What is the hash method producing 128-bit output (32 hex chars) with lowest collision likelyhood?

503 views Asked by At

I need to utilize the UUID datatype (128bit) for storing my hashes. The goal is to be able quickly calculate/identify different records by comparing it rather than millions of 1-10k char long strings. So the goal here is not the security (reverse vulnerability) but I suspect it goes hand in hand with that "uniqueness" or low collision rate that a particular hashing method offers.

I am not limited to any DB functionality here (although it's a pity DBs are usually quite behind in offering better/stronger hashing functions/algorithms, not mentioning wider (>128bit) datatypes to store UIDs) so can use any open source implementation.

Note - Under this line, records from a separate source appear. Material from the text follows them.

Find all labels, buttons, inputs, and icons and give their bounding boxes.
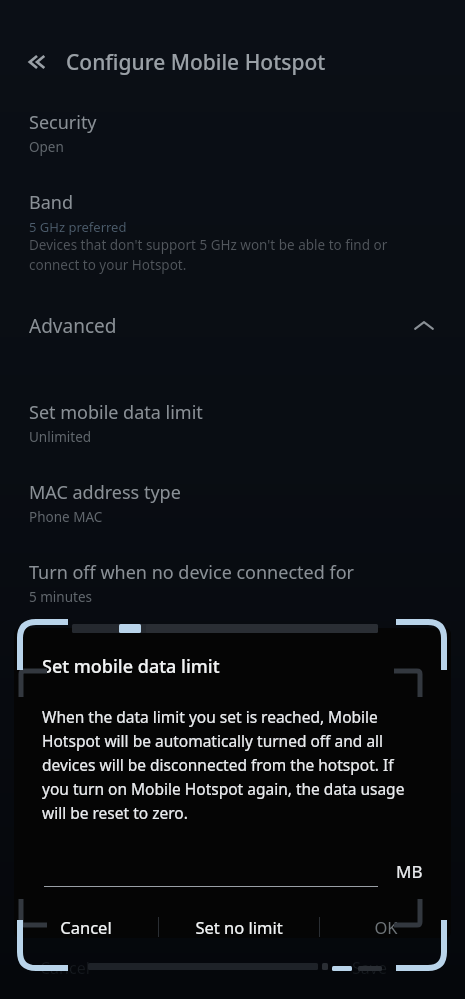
staticText: OK (374, 916, 398, 938)
staticText: 5 minutes (29, 588, 92, 606)
button[interactable]: Set no limit (159, 915, 319, 938)
staticText: Unlimited (29, 428, 92, 446)
staticText: MAC address type (29, 480, 181, 505)
staticText: Security (29, 110, 97, 135)
staticText: Turn off when no device connected for (29, 560, 354, 585)
staticText: Advanced (29, 313, 117, 339)
staticText: Set no limit (195, 916, 283, 938)
button[interactable]: Band (0, 190, 465, 274)
staticText: MB (396, 860, 423, 883)
button[interactable]: Set mobile data limit (0, 400, 465, 446)
staticText: 5 GHz preferred (29, 218, 127, 236)
button[interactable]: Security (0, 110, 465, 156)
staticText: Configure Mobile Hotspot (66, 48, 326, 77)
staticText: Devices that don't support 5 GHz won't b… (29, 236, 436, 274)
staticText: When the data limit you set is reached, … (42, 706, 423, 823)
staticText: Set mobile data limit (42, 654, 220, 679)
staticText: Set mobile data limit (29, 400, 203, 425)
staticText: Open (29, 138, 64, 156)
button[interactable]: Turn off when no device connected for (0, 560, 465, 606)
button[interactable]: MAC address type (0, 480, 465, 526)
staticText: Save (352, 957, 387, 979)
button[interactable]: Advanced (0, 304, 465, 348)
staticText: Band (29, 190, 73, 215)
button[interactable]: Cancel (14, 915, 158, 938)
button[interactable]: OK (320, 915, 451, 938)
button[interactable]: Back (16, 42, 56, 82)
staticText: Cancel (60, 916, 112, 938)
staticText: Cancel (40, 957, 90, 979)
staticText: Phone MAC (29, 508, 103, 526)
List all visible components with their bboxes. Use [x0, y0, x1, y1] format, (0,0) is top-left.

So my original thinking was to use MD5 but I read somewhere it might not even utilize full potential of 128bits storing some control segments in it.

Then there's also a quite fast MurmurHash that I could use.

Lastly, I was thinking maybe, it would be better to take something solid, like SHA-3 and just take last 32chars from it?

(Where) Could I get some advice on the best (lowest collision likelyhood) between those aforementioned (and other possible) methods?

1

There are 1 answers

5
bk2204 On

If you care about collisions, you should use none of MD5, SHA-1, or MurmurHash. MurmurHash is non-cryptographic, which means collisions are expected, and MD5 and SHA-1 are broken.

Appropriate options are SHA-2 (e.g., SHA-256), SHA-3, BLAKE2, or BLAKE3. All of these are cryptographic hash functions, and all of them provide very good cryptographic security, including equally good collision resistance for a given output size. My recommendation is to use a 256-bit output, because that provides 128-bit collision resistance; a 128-bit output only provides 64-bit collision resistance, which is not very good.

If you're going with a 256-bit output, SHA-256 is fastest if your CPU accelerates it (some recent ARM and Intel CPUs and most recent AMD CPUs do), and otherwise BLAKE3 tends to be the fastest. BLAKE2b-256 is still very fast and provides slightly better security than BLAKE3. SHA-3-256 is also fine, but slower.

If you're going with a 128-bit output, you can use a truncated SHA-256, SHAKE128 (which is in the Keccak family along with the SHA-3 algorithms), BLAKE2b-128 (or BLAKE2s-128), or BLAKE3.